[ad_1]
“Bulan ini, serangan serentak oleh kelompok bersenjata di Provinsi Ituri telah pergi 11 orang tewas dan 250 rumah dijarah dan dibakar. Antara Februari dan Juni tahun ini, UNHCR dan mitra mencatat lebih dari 800 kematian akibat serangan senjata api dan serangan parang terhadap komunitas lokal di Ituri,” lapor juru bicara UNHCR Matthew Saltmarsh, kepada wartawan di Jenewa.
Menurut UNHCR, setidaknya 715 korban telah berlindung di lokasi pengungsian internal atau terbunuh ketika mereka berusaha untuk kembali ke rumah.
Pada bulan Juni saja, 97 orang tewas dalam serangan yang mencakup penculikan, penjarahan, dan pembakaran rumah, kata UNHCR.
Lebih dari 20.000 pengungsi
Lebih dari 20.000 orang telah diusir dari rumah mereka oleh penggerebekan semacam itu, yang juga memicu kerawanan pangan akut di provinsi Ituri timur, di mana pembangunan pertanian di wilayah subur ini telah dihalangi oleh bentrokan antarkomunal yang sudah berlangsung lama.
Di provinsi Kivu Utara, sebuah pemukiman untuk pengungsi internal dihancurkan bulan lalu oleh sekelompok pria bersenjata.
“Dalam beberapa pekan terakhir, pertempuran antara Tentara Kongo dan kelompok (pemberontak) M23 di Provinsi Kivu Utara telah membuat lebih dari 160.000 orang mengungsi di seluruh wilayah Rutshuru dan Nyiragongo. Pengerahan kembali pasukan Pemerintah untuk konflik ini telah menciptakan kekosongan kekuasaan dan lingkungan keamanan yang rapuh di Ituri dan Kivu Utara,” kata juru bicara UNHCR.
Diteror
Serangkaian serangan terkoordinasi oleh beberapa kelompok milisi meneror masyarakat di wilayah tersebut. Gerakan 23 Maret, yang dikenal sebagai M23, dikalahkan secara militer oleh tentara Kongo dan operasi ofensif khusus yang dilakukan oleh penjaga perdamaian PBB dari MONUSCOpada tahun 2013. Namun M23 mulai muncul kembali dengan serangan terkoordinasi November lalu.

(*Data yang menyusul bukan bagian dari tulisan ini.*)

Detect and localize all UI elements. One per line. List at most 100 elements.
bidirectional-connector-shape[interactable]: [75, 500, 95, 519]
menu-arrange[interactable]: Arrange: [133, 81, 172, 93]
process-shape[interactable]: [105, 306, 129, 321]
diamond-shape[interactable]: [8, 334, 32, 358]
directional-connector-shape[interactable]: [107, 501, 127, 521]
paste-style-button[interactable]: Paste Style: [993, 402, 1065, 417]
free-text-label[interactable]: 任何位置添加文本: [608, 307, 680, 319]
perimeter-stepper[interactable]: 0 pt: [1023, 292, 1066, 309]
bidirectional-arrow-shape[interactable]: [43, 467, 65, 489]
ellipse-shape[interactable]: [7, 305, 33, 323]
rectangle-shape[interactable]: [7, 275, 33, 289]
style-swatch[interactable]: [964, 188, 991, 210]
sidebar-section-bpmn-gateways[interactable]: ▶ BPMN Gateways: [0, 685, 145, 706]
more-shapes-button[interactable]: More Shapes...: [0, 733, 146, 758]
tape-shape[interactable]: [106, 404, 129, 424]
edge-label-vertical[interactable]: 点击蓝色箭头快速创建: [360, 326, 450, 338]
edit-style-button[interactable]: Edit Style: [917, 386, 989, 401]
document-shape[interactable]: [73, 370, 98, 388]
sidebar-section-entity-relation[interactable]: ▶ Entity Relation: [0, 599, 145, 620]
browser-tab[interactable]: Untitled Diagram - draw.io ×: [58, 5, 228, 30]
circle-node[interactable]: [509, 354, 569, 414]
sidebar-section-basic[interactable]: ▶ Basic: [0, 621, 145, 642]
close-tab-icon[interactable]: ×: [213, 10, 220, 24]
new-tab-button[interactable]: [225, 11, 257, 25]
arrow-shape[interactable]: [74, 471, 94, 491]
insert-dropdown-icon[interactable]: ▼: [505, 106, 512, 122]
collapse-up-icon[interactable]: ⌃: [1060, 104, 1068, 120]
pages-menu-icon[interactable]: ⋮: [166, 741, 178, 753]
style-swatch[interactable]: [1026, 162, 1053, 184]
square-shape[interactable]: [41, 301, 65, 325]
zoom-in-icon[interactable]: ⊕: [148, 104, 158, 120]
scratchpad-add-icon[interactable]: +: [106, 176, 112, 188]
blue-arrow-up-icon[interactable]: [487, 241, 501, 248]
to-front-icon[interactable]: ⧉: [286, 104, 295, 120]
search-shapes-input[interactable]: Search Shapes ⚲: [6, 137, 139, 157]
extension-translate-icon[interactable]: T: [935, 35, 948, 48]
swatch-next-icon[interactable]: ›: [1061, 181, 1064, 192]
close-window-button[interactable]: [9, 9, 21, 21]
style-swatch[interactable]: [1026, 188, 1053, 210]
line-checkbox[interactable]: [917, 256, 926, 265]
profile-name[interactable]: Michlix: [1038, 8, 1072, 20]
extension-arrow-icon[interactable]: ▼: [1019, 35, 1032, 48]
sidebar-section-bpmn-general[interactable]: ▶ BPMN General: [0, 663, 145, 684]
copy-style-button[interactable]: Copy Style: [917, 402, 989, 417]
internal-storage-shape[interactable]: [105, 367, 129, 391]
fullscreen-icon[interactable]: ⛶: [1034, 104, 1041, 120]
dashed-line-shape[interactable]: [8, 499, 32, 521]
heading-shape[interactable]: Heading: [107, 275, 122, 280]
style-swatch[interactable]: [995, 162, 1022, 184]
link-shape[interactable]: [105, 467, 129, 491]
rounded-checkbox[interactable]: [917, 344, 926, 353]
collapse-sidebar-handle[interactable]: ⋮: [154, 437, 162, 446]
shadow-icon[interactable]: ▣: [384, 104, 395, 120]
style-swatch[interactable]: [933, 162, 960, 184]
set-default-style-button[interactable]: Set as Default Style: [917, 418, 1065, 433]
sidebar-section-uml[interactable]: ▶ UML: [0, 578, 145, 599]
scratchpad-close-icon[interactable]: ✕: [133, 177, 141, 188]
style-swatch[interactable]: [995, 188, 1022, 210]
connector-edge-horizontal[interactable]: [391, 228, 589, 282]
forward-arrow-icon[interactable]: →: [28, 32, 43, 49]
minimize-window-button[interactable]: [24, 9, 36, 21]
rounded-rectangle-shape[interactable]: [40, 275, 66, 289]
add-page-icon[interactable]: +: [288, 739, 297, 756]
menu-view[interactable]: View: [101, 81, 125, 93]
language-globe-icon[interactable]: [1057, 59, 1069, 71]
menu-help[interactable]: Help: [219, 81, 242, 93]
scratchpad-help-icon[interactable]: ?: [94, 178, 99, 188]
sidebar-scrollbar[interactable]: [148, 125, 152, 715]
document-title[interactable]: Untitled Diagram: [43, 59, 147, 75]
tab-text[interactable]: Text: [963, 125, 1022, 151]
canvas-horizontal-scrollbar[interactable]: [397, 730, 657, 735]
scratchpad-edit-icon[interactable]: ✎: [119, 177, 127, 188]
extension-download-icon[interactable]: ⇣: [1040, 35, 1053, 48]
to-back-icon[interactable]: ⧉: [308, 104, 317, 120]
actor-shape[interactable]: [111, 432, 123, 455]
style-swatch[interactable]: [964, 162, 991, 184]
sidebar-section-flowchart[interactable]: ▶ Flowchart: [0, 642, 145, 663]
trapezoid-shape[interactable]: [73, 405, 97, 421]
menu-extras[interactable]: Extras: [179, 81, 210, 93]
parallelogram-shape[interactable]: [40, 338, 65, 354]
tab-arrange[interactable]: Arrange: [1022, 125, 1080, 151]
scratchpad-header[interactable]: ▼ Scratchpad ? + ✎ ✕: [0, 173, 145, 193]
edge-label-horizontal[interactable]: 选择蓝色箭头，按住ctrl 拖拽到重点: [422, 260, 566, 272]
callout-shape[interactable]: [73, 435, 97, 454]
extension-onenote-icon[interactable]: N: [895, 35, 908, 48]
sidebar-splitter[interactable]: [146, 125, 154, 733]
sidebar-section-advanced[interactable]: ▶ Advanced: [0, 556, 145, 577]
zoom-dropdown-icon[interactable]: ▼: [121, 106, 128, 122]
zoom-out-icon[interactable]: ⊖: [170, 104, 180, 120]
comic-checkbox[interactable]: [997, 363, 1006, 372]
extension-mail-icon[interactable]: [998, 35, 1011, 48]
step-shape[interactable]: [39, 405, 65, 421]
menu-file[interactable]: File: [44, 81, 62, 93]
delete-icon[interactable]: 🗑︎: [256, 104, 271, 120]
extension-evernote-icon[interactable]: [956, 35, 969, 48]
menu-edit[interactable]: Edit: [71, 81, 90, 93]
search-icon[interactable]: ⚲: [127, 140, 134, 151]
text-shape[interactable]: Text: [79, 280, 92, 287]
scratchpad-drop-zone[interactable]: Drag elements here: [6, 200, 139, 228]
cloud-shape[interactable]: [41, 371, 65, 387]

“Itu kurangnya keamanan menambah tantangan perselisihan antarkomunal yang ada, kurangnya infrastruktur dan tidak adanya institusi di wilayah tersebut. Ini juga memicu siklus kekerasan yang semakin intensif, menghasilkan ketidakstabilan lebih lanjut dan merusak upaya perdamaian dan pembangunan,” kata Saltmarsh.
‘Kebutuhan melonjak’
Situasi kemanusiaan di timur negara itu tetap sangat cair sebagai akibat dari konflik endemik antara masyarakat dan antara kelompok bersenjata non-Negara dan pasukan keamanan, serta tantangan sosial dan ekonomi yang sedang berlangsung dan peristiwa cuaca ekstrem.
“Operasi UNHCR di DRC baru menerima 19 persen dari US$225 juta yang dibutuhkan untuk menanggapi meningkatnya kebutuhan pengungsi dan orang-orang terlantar dengan dukungan mendesak dan menyelamatkan jiwa.,” kata Matthew Saltmarsh. Itu anggaran berdasarkan perkiraan kebutuhan di awal tahun. Sumber daya tambahan sekarang diperlukan untuk memenuhi kebutuhan yang melonjak dari populasi yang baru dipindahkan.
UNHCR mendesak semua pihak untuk segera menghentikan kekerasan, dan menghormati hukum humaniter dan hak asasi manusia internasional untuk melindungi warga sipil dan pekerja kemanusiaan. Dengan lebih dari 5,6 juta orang mengungsi, DRC memiliki jumlah pengungsi internal terbesar di benua itu.